Madge, who has a chronic illness, has seen a significant improvement in her health over the last year and a half due to having access to regular checkups, prescription coverage, and the ability to consult specialists when needed. Health care access has improved Carrie’s life as well.
We’re well aware of our good fortune. We know that even though the percentage of uninsured Texans dropped 19 percent to 17.1 percent after the implementation of the Affordable Care Act, there are still millions of Texas without insurance, largely because of the state’s decision to reject federal funding provided by the ACA.
With the new administration promising to “repeal Obamacare,” we fear going back to the bad old days when pre-existing conditions were excluded from most policies and what was available made going to the doctor so expensive that our wives often skipped it.

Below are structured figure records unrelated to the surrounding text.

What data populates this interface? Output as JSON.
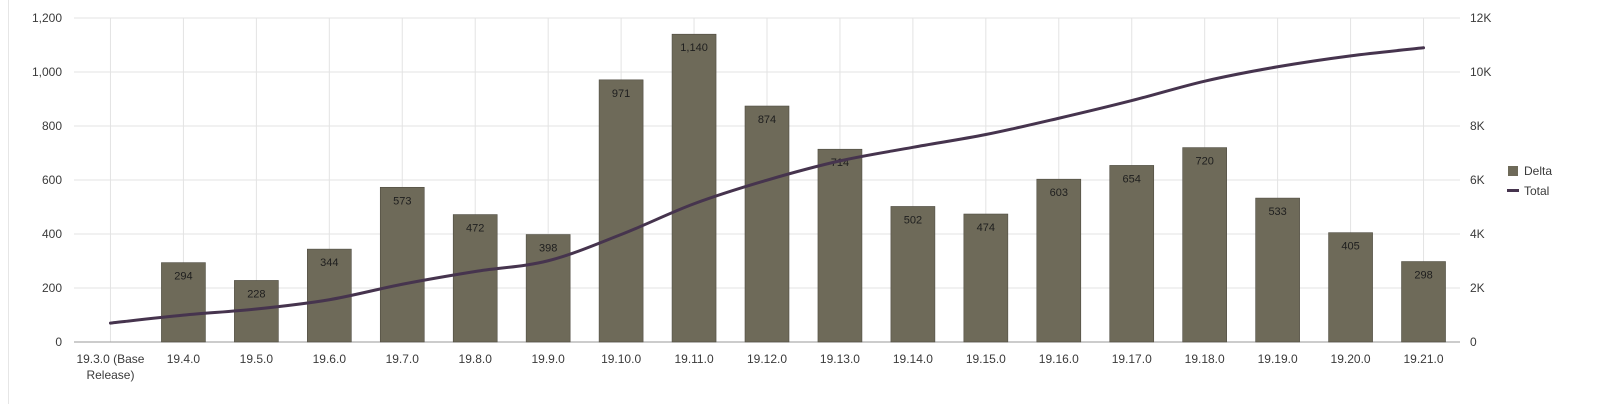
{
  "chart_data": {
    "type": "bar",
    "categories": [
      "19.3.0 (Base Release)",
      "19.4.0",
      "19.5.0",
      "19.6.0",
      "19.7.0",
      "19.8.0",
      "19.9.0",
      "19.10.0",
      "19.11.0",
      "19.12.0",
      "19.13.0",
      "19.14.0",
      "19.15.0",
      "19.16.0",
      "19.17.0",
      "19.18.0",
      "19.19.0",
      "19.20.0",
      "19.21.0"
    ],
    "series": [
      {
        "name": "Delta",
        "type": "bar",
        "axis": "left",
        "color": "#6e6a59",
        "values": [
          null,
          294,
          228,
          344,
          573,
          472,
          398,
          971,
          1140,
          874,
          714,
          502,
          474,
          603,
          654,
          720,
          533,
          405,
          298
        ],
        "labels": [
          "",
          "294",
          "228",
          "344",
          "573",
          "472",
          "398",
          "971",
          "1,140",
          "874",
          "714",
          "502",
          "474",
          "603",
          "654",
          "720",
          "533",
          "405",
          "298"
        ]
      },
      {
        "name": "Total",
        "type": "line",
        "axis": "right",
        "color": "#46344e",
        "values": [
          700,
          994,
          1222,
          1566,
          2139,
          2611,
          3009,
          3980,
          5120,
          5994,
          6708,
          7210,
          7684,
          8287,
          8941,
          9661,
          10194,
          10599,
          10897
        ]
      }
    ],
    "y_left": {
      "min": 0,
      "max": 1200,
      "ticks": [
        0,
        200,
        400,
        600,
        800,
        1000,
        1200
      ],
      "tick_labels": [
        "0",
        "200",
        "400",
        "600",
        "800",
        "1,000",
        "1,200"
      ]
    },
    "y_right": {
      "min": 0,
      "max": 12000,
      "ticks": [
        0,
        2000,
        4000,
        6000,
        8000,
        10000,
        12000
      ],
      "tick_labels": [
        "0",
        "2K",
        "4K",
        "6K",
        "8K",
        "10K",
        "12K"
      ]
    },
    "grid": true,
    "legend_position": "right",
    "title": "",
    "xlabel": "",
    "ylabel": ""
  }
}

The explicit goal in Pidgeon is to overturn Obergefell, according to the attorney bringing the case, Jared Woodfill. It’s hard for us to understand why anyone would want to reach into their neighbors’ lives and make them more precarious.
But morality aside, this case stinks on political, legal and constitutional grounds. The suit has already been rejected by the appeals court once, in September of last year. Following the September decision, Governor Greg Abbott, Lieutenant-Governor Dan Patrick, and State Attorney General Ken Paxton led a team of powerful state Republicans in putting pressure on the court to reconsiderand hear the case anyway.
At a recent hearing, the justices “seemed nervous” about hearing the case at all. They repeatedly questioned whether Pidgeon and his co-plaintiff even had standing to bring the case.
Jurisdiction is also in question: the Texas Supreme Court has very limited authority over appeals like this one. Of course, these are the very reasons the court denied hearing the case in the first place.
Meanwhile, we await the decision, biting our nails and hoping that the court will not bow to the political pressure to scapegoat our families. This suit is bad for Texans, and it’s bad for Texas.
Sarah Sloan is clinical assistant professor of social work at The University of Texas at Austin. Lisa L. Moore is Archibald A. Hill regents professor in English and American literature at The University of Texas at Austin. This opinion piece appeared in El Paso Times and represents the views of the author, not of The University of Texas at Austin or the Steve Hicks School of Social Work.